昨年4月4日の異次元緩和に続き、市場が何もないと安心しきっていた連休前の10月31日(金)、日銀金融政策決定会合で、追加の金融緩和が発表された。さらに、これに合わせるかのようにGPIFが運用比率計画を正式に発表、ダブル・バズーガー砲で、一気に株高・円安の動きとなった。

安倍首相からの消費増税延期を示唆などが英FTに掲載されたのを牽制するかのような各大臣の不祥事表面化、辞任の動きで、アベノミクスが「政治とカネ」問題で揺らされたが、今回のダブル・バズーガー砲による株価押し上げで、当局の望む消費増税は決定的になったと言えよう。米の量的緩和終了で生じた流動性低下を、日銀と年金積立金管理運用独立行政法人(GPIF)が埋めた格好だ。
ただし、株価・円安の流れができた事は間違いないが、株高=景気回復ではない。今後は、持つ者と持たざる者との格差がさらに大きくなる二極化が進むだろう。

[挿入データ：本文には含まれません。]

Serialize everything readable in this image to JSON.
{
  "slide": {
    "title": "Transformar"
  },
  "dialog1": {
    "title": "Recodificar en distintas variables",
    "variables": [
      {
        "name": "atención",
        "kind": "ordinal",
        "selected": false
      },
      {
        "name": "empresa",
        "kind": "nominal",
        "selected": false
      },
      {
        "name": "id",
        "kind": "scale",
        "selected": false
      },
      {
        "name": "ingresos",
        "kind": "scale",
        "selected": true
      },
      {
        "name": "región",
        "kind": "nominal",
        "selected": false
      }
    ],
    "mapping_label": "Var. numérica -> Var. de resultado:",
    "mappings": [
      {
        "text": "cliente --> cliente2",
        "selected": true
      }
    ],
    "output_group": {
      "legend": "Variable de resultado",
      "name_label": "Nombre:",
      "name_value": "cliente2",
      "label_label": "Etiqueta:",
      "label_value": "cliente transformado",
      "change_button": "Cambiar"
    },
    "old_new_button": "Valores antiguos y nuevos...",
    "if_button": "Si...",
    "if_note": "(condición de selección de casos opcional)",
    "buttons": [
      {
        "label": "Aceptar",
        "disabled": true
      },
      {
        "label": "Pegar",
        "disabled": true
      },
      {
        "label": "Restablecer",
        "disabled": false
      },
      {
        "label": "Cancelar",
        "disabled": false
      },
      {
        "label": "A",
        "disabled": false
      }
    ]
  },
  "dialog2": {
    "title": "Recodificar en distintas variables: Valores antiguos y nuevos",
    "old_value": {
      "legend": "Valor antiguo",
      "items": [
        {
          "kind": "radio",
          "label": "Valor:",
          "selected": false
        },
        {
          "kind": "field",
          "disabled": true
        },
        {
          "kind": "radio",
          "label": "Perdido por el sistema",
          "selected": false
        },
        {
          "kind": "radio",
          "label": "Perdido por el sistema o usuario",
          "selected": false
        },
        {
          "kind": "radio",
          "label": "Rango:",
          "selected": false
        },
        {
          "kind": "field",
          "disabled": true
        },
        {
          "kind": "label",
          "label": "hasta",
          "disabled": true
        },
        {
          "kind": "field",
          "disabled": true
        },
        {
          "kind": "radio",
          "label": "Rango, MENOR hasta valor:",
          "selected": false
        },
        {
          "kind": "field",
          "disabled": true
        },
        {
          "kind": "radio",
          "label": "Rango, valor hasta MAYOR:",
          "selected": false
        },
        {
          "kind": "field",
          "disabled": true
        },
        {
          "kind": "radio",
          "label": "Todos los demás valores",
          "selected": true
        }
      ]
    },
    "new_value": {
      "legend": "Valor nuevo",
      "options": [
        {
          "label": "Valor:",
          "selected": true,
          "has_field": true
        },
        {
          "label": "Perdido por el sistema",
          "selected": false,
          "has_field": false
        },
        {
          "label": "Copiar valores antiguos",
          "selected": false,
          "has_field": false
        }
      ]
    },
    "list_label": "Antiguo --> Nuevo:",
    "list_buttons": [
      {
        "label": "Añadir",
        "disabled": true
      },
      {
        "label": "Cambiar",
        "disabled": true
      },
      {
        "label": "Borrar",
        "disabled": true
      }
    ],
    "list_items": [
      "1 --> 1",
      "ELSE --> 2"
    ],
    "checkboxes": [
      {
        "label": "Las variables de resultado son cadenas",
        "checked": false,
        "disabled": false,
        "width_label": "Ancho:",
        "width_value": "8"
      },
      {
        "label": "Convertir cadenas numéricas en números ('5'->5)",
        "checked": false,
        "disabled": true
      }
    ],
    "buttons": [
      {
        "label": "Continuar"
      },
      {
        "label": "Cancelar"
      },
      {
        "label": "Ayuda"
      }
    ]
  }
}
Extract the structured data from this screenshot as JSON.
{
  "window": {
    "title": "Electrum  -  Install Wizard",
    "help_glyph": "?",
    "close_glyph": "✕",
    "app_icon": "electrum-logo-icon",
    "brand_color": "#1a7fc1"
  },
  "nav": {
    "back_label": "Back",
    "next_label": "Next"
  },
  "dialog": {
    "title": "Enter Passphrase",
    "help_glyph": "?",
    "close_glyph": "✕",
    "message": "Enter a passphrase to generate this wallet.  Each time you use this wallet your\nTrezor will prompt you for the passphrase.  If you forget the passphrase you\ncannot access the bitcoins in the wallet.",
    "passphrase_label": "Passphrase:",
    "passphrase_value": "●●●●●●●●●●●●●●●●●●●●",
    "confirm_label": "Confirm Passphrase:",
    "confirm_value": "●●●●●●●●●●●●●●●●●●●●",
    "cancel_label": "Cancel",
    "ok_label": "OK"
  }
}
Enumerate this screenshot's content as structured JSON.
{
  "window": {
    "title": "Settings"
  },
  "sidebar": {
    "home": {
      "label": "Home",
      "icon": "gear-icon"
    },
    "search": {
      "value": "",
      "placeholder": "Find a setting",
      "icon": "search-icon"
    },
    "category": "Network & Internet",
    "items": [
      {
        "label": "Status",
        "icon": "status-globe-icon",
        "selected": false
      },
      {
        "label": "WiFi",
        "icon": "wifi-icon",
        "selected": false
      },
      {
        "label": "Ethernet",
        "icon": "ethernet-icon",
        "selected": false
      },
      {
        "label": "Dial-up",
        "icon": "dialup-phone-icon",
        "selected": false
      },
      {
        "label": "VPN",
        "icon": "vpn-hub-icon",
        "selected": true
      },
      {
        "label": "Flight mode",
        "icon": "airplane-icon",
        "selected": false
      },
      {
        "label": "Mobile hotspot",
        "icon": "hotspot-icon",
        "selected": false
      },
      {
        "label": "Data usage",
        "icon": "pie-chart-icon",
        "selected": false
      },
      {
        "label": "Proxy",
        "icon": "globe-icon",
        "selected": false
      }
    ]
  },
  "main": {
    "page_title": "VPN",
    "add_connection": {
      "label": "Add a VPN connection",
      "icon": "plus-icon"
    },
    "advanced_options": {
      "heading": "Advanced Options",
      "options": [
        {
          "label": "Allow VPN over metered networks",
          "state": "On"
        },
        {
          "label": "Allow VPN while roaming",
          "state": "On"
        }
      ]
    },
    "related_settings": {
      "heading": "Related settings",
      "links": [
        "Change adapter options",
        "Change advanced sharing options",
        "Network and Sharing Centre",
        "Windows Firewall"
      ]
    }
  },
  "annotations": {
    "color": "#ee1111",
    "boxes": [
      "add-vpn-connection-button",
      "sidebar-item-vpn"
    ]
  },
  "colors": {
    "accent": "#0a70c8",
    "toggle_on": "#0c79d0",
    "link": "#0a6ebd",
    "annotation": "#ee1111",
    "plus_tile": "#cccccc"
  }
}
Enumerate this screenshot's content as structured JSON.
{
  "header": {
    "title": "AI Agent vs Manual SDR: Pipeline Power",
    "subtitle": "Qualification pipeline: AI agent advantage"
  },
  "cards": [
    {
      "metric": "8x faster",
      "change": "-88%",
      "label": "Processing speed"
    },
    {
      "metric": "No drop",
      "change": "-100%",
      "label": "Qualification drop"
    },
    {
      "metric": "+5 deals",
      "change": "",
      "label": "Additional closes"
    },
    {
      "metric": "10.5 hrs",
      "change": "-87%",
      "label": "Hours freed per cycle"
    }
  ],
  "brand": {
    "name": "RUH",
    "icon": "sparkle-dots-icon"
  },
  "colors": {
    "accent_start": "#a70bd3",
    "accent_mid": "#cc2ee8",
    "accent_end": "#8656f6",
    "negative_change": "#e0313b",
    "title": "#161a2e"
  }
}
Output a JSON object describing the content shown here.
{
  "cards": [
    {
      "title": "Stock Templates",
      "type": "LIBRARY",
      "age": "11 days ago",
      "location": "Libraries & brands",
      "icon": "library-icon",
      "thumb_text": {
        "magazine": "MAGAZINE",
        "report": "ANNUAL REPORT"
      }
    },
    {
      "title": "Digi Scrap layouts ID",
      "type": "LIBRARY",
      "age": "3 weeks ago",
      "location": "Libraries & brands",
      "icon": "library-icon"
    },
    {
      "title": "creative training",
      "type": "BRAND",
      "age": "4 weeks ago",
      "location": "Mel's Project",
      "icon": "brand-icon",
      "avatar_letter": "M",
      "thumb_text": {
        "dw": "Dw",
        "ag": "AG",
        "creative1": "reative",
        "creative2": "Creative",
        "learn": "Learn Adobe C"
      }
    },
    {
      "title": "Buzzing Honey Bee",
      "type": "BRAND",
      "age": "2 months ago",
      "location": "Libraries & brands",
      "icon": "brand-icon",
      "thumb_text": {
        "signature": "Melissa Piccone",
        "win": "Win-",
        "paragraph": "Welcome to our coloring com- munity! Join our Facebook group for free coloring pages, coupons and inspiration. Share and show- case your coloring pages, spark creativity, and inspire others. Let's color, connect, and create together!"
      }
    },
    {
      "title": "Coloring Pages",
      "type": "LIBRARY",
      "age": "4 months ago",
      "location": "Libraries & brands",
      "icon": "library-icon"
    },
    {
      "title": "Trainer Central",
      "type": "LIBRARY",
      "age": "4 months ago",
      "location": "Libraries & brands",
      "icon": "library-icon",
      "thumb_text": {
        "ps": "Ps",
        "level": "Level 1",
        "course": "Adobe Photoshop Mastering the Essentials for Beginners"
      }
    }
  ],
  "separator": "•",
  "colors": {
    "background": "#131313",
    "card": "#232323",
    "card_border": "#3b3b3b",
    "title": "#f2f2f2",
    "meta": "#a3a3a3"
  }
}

米国と異なり、総資産に占める株式保有率の低い日本にとって、恩恵を受ける一部の富裕層にとっては、資産効果が多くなるだろうが、その他にとっては、消費増税の重みが負担となるだろう。金持ちはさらに金持ちに、貧乏者はさらに貧乏になる流れだ。いずれ「悪い円安」とのワードが、メディアを賑わすこととなろう。